2002 Annual

Monday, 14 January 2002: 11:00 AM
A General Bayesian Approach to Climate Change Detection and Attribution Using ECHAM3-LSG Scenario Runs and NCEP/NCAR Reanalysis Observations
Seung-Ki Min, METRI, Seoul, Korea; and A. Hense, H. Paeth, W. T. Kwon, and J. H. Oh
Poster PDF (433.8 kB)
A General Bayesian approach is developed and applied to the detection and attribution of climate change signal. The conditional probability of a certain model given the obervations (a-posteriori) is evaluated from the marginal probability of the model itself (a-priori) and the conditional probability of the data given the model (likelihood). The a-priori includes the description of the model's internal variability and a subjective measure of the overall probability of the model. The likelihood contains the description of the observational uncertainty. The decision rule to attribute the data into one of the two possible cases (control and a climate change scenario) is based on the log ratio of the two a-posteriori values. This approach reduces in case of Gaussian probability density functions and identical covariance matrices for the two model cases and the data to a standard linear discriminant function analysis.

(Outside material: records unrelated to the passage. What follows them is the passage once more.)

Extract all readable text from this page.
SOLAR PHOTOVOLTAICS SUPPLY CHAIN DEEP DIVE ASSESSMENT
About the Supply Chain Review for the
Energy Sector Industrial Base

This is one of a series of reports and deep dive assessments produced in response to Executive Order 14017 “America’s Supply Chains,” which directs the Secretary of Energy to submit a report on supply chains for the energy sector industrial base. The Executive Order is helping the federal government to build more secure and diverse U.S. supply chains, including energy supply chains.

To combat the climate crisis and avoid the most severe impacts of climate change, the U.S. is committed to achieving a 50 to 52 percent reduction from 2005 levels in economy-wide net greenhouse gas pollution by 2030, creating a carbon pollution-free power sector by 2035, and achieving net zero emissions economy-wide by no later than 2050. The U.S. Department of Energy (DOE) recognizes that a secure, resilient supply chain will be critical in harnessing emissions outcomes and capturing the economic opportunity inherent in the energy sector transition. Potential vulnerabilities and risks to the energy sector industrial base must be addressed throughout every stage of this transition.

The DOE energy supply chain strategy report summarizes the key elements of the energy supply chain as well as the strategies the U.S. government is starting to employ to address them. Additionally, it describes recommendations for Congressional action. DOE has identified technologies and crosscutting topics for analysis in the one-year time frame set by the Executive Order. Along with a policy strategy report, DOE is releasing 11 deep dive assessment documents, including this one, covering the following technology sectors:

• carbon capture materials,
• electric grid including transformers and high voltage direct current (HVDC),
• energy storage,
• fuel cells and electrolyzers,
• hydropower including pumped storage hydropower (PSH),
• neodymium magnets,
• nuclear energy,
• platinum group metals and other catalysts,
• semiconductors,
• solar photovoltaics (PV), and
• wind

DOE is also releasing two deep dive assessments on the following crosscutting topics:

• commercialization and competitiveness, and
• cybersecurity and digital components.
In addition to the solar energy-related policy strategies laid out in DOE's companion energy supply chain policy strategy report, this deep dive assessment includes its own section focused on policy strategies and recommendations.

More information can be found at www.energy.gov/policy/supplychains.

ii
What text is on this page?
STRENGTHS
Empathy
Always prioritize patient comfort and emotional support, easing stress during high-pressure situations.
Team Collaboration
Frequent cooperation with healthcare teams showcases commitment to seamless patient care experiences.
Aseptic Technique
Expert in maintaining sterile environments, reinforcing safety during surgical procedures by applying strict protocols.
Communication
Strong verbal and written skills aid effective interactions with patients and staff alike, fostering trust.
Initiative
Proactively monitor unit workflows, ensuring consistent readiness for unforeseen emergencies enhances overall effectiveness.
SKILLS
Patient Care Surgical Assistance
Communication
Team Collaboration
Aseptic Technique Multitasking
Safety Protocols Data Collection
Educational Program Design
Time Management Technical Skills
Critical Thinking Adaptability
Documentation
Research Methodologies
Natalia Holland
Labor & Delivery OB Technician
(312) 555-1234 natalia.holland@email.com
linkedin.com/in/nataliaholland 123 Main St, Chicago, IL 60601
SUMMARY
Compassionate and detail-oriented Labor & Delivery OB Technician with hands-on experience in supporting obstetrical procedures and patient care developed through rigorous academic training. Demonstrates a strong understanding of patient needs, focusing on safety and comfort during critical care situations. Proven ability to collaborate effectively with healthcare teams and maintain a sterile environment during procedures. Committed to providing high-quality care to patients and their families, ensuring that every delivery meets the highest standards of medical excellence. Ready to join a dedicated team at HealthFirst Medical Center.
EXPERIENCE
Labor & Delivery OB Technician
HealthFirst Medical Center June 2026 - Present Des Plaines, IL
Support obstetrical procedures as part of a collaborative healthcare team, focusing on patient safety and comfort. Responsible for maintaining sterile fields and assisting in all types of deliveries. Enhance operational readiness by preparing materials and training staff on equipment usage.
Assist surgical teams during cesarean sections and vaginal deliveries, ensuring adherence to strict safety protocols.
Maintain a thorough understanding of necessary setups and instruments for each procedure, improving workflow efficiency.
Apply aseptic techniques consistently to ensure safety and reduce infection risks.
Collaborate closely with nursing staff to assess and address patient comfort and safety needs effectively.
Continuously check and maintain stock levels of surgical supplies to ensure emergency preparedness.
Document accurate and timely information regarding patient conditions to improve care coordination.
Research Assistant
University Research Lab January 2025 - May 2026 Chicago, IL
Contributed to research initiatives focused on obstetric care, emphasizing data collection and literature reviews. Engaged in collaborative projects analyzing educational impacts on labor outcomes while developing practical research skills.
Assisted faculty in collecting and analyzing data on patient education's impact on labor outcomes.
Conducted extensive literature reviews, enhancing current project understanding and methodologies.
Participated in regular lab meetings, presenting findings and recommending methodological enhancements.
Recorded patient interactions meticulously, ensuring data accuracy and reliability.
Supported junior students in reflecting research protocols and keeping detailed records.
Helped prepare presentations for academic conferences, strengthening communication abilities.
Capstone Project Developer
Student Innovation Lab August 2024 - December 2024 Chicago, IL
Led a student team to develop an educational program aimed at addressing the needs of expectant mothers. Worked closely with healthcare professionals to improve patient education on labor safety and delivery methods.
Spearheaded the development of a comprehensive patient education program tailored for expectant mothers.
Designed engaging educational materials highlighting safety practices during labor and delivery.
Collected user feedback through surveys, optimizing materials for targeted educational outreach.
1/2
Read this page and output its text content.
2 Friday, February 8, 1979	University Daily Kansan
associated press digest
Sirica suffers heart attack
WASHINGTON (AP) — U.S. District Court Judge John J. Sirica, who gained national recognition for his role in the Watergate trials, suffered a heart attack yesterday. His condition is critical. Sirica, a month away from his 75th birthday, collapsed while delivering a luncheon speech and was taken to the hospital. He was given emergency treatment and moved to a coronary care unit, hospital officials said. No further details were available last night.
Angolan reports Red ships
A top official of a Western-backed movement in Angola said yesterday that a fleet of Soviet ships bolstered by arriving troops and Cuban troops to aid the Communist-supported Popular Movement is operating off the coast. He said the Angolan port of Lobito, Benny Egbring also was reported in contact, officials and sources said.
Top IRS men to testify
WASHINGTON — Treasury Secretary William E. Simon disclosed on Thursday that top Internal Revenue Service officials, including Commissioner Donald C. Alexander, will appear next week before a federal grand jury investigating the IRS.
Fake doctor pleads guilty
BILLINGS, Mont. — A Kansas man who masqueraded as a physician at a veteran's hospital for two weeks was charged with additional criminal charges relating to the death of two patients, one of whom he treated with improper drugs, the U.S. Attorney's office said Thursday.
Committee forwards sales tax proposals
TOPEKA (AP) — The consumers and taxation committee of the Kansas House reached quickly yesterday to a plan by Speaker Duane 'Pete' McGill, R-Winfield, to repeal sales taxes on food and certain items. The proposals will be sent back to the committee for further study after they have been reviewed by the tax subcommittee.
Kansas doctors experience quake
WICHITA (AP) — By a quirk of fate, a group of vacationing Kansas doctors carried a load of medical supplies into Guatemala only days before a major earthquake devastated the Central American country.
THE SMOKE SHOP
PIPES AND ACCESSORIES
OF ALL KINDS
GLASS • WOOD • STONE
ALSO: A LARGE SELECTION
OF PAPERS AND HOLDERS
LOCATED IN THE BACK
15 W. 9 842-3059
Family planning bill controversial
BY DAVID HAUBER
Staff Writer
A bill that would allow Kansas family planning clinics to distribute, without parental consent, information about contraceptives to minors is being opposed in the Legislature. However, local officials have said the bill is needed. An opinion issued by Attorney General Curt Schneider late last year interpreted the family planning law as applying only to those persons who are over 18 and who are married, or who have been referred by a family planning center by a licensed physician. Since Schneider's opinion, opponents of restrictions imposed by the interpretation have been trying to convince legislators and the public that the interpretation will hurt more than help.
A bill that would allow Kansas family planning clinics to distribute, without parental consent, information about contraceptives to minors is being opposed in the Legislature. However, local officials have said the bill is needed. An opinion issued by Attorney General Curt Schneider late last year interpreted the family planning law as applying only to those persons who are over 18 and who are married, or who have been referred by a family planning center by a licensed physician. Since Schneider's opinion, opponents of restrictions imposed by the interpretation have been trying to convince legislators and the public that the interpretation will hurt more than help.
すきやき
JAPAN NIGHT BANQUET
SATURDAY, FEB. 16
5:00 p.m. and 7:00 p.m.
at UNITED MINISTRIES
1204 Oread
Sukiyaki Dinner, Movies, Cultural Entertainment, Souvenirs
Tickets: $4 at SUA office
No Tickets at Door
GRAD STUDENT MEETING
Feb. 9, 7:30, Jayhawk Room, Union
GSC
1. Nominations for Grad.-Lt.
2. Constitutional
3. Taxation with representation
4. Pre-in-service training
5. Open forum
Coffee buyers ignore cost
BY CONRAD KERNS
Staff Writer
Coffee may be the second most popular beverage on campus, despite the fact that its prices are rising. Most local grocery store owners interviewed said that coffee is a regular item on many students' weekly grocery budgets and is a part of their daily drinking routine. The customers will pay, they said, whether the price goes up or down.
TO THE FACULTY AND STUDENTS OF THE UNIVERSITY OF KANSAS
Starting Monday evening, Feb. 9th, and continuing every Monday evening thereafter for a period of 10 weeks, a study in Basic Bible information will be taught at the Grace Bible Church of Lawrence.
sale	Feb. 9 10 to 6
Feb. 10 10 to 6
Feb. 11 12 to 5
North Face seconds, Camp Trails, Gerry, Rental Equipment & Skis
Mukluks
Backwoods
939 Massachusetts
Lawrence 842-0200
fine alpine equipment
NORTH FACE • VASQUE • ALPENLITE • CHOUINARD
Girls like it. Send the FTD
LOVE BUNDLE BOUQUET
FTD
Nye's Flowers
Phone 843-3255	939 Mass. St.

NCEP/NCAR reanalysis data from 1958 to 1999 are used as observation and ECHAM3/LSG scenario runs utilizing the IS92a emission scenario data for the period 1880 to 2049 provide the model data. Spatially averaged near surface temperature and 70 hPa temperature for the Northern hemisphere extratropics are selected as detection variables because these combination provides the most reliable yet still simplest observational data. The two model cases are defined from an ensemble of 4 realizations of ECHAM3/LSG namely control as all simulation for the 100 year period 1880-1979 and the climate change scenario as the mean for all model realization in model year 2000 but the covariance matrix derived from (the trend reduced) anomalies 1980 till 2049.

Result shows that the observations (monthly and area mean of 2 m temperature and 70 hPa for the Northern hemisphere extratropics) are classified into the climate change scenario with an increasing frequency since the mid 1990's. Even if the subjectively selected a-priori probability for the climate change scenario is as low as 25%, the classification of the observations of the late 1990's into the climate change scenario is still present.